|Frequently Asked Questions (FAQ)|
1. Do I have to register to use this site?
No. Registration is not required to take advantage of the resources provided through this program.
2. Why am I not able to see some of the forms I want to print?
Some printable forms prepared for this site are in the PDF format. In order to view and print these forms, you’ll need to have Adobe Reader installed on your computer. You can download this free program here: http://www.adobe.com/products/acrobat/readstep2.html
3. What if I don’t have the information for my emergency contacts/meeting places?
You can always save the details you do know and come back later to update the missing information once you have it.
4. My family lives in a remote area. We don’t live in a neighborhood and can’t easily reach a meeting place like a store or a restaurant. Where should we go?
A meeting place can be any place that your family is familiar with and has easy access to. It could be a large tree, a local playground, even a roadway intersection. When choosing your meeting place, make a decision that best meets the location and needs of your family.
5. I don’t have children, but my plan will include the children of relatives. Should I plan for them as well?
Yes. Always consider the needs of everyone who will be covered by your plan. If you’ll be responsible for young children or infants, make certain you include the Baby Care items from the Essentials section.
6. The list of items in Pet Needs appears to focus on dogs and cats. What should I do if I have another kind of animal?
If your family has pets that include reptiles, fish, birds, or other types of pets, you’ll need to make some small modifications to your plans. Use the list in our Essentials section as a starting point, and include items that are specific to your type of pet.
7. I live on a fixed income and don’t have a lot of extra money to spend on preparedness supplies. What should I do?
Preparing your family for a disaster situation doesn’t have to break your bank account. By making smart decisions about your purchases and creating a schedule of what items will be purchased when, you can fulfill your emergency supply needs. Remember, you don’t need high-priced, high-tech gadgets to prepare your family, when their lower-cost counterparts will do the same job. And you may already have some of the recommended supplies on hand.
8. My family doesn’t have a car. What should we do during an evacuation?
Whether for financial reasons or just because the need isn’t there, many families don’t own private transportation. When creating your disaster readiness plan, you need to consider other options for relocating to a safe place. First, if you are in an evacuation zone in Texas, call 2-1-1 to be listed for evacuation needs. Otherwise, do you have relatives who can pick you up? Do you have friends who can take you with them? Does your community have evacuation plans in place for those requiring transportation? Once you know what your options are, you can better prepare for the possibility of an evacuation.
9. There are a lot of items you suggest be included in my Grab-And-Go Kit. Do I really need all of that information?
The items listed for your Grab-And-Got Kit are recommended to help you rebuild your life in the event a disaster occurs. While the decision of what you include is entirely up to you, we recommend that you make every attempt to include the documents and files we’ve listed. It’s always better to spend the time to find something now, than worry about not having it in the future.

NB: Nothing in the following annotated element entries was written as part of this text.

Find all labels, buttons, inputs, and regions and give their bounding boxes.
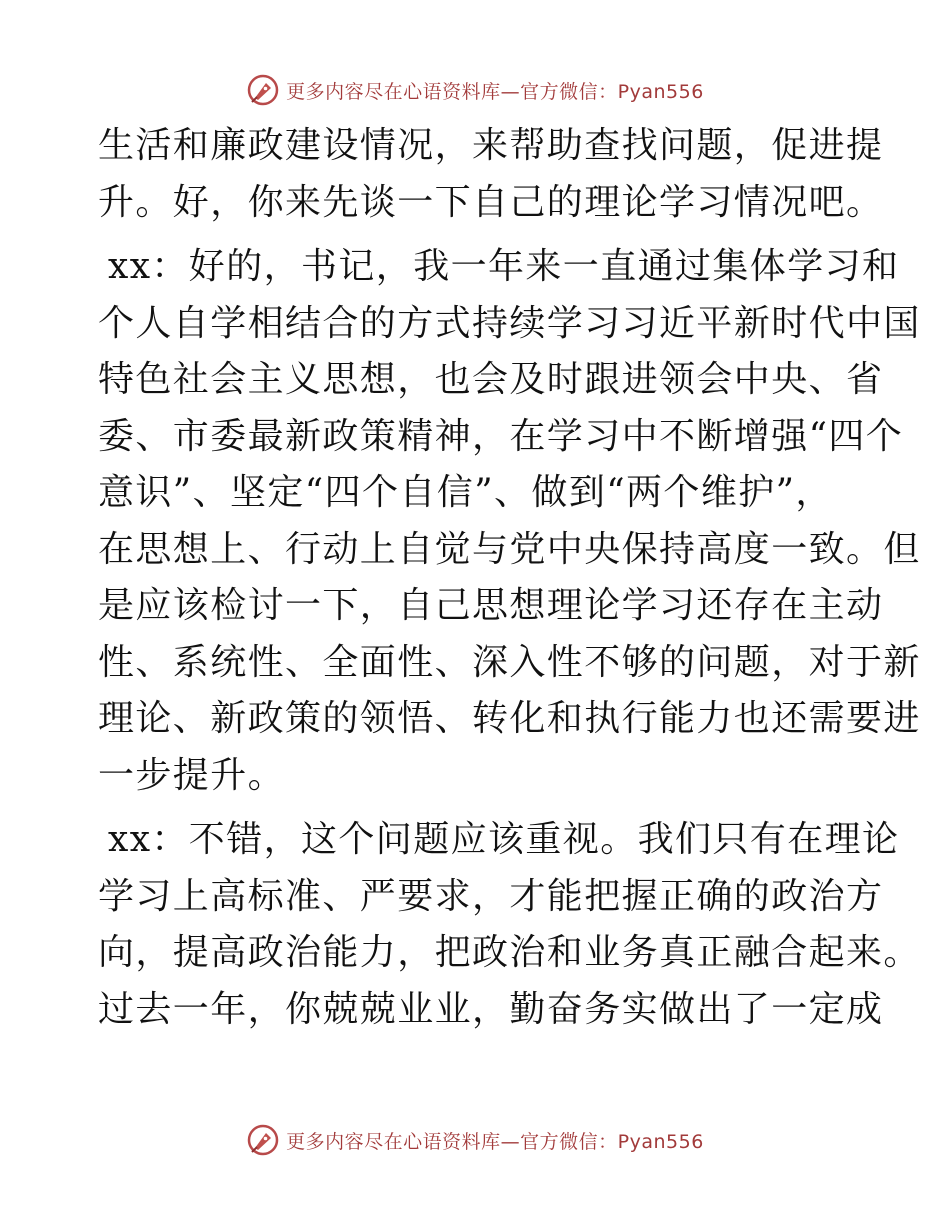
header-banner-text: 更多内容尽在心语资料库—官方微信：Pyan556 xyxy=(286,80,704,103)
text-line: 意识”、坚定“四个自信”、做到“两个维护”， xyxy=(98,472,833,513)
document-body xyxy=(98,118,921,1038)
text-line: 学习上高标准、严要求，才能把握正确的政治方 xyxy=(98,875,884,917)
text-line: 过去一年，你兢兢业业，勤奋务实做出了一定成 xyxy=(98,988,884,1030)
paragraph-2 xyxy=(98,239,921,804)
paragraph-3 xyxy=(98,812,921,1038)
text-line: 特色社会主义思想，也会及时跟进领会中央、省 xyxy=(98,359,884,400)
text-line: 个人自学相结合的方式持续学习习近平新时代中国 xyxy=(98,302,921,344)
text-line: 性、系统性、全面性、深入性不够的问题，对于新 xyxy=(98,641,921,683)
text-line: 是应该检讨一下，自己思想理论学习还存在主动 xyxy=(98,585,884,626)
text-line: xx：不错，这个问题应该重视。我们只有在理论 xyxy=(108,819,900,860)
header-banner xyxy=(0,68,950,112)
text-line: 升。好，你来先谈一下自己的理论学习情况吧。 xyxy=(98,181,884,223)
text-line: 理论、新政策的领悟、转化和执行能力也还需要进 xyxy=(98,698,921,739)
paragraph-1 xyxy=(98,118,884,231)
text-line: 一步提升。 xyxy=(98,754,286,796)
text-line: 向，提高政治能力，把政治和业务真正融合起来。 xyxy=(98,932,921,973)
pen-nib-logo-icon xyxy=(246,73,280,107)
footer-banner xyxy=(0,1118,950,1162)
text-line: 生活和廉政建设情况，来帮助查找问题，促进提 xyxy=(98,125,884,166)
footer-banner-text: 更多内容尽在心语资料库—官方微信：Pyan556 xyxy=(286,1130,704,1153)
pen-nib-logo-icon xyxy=(246,1123,280,1157)
text-line: 委、市委最新政策精神，在学习中不断增强“四个 xyxy=(98,415,904,457)
text-line: xx：好的，书记，我一年来一直通过集体学习和 xyxy=(108,246,900,287)
text-line: 在思想上、行动上自觉与党中央保持高度一致。但 xyxy=(98,528,921,570)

10. Some of the items in your evacuation check list don’t make any sense to me. Why do I need games, food, and paper products? And won’t there be water where I’m going?
As rapidly as an evacuation happens, your actual departure from a disaster area might become slowed by impassable roads, emergency detours, and heavy traffic. You might spend more time in your car than you’re prepared for. Having these items stored in your vehicle helps you to create a mobile shelter. As with our other lists, these are recommended items. You can always bring more than we have listed here, but we never recommend that you bring less.
11. We have a big family. I’m not so sure we’ll all fit into our primary vehicle if we have to evacuate. What do you recommend?
Practicing your plan is so important we’ve given it its own section. And when you’re practicing your plan, you need to pretend that a real emergency has taken place. Will everyone and everything fit into your car? How long did it take you to pack the vehicle? Was everyone comfortable? Was there room for the pet cages?
We recommend that you practice packing your primary evacuation vehicle more than once. You need to know ahead of time if one vehicle is enough. You need to think about what to do if you have to split your family between two vehicles.
12. I keep hearing about problems with running a generator indoors. Why is it a bad idea?
Gas-operated generators that produce a small amount of power for your home release harmful carbon monoxide. Carbon monoxide is odorless and colorless, making it nearly impossible to detect. When enough of this toxic gas is inhaled, carbon monoxide poisoning occurs. For the safety of your family, never operate a generator within a confined space, such as your home.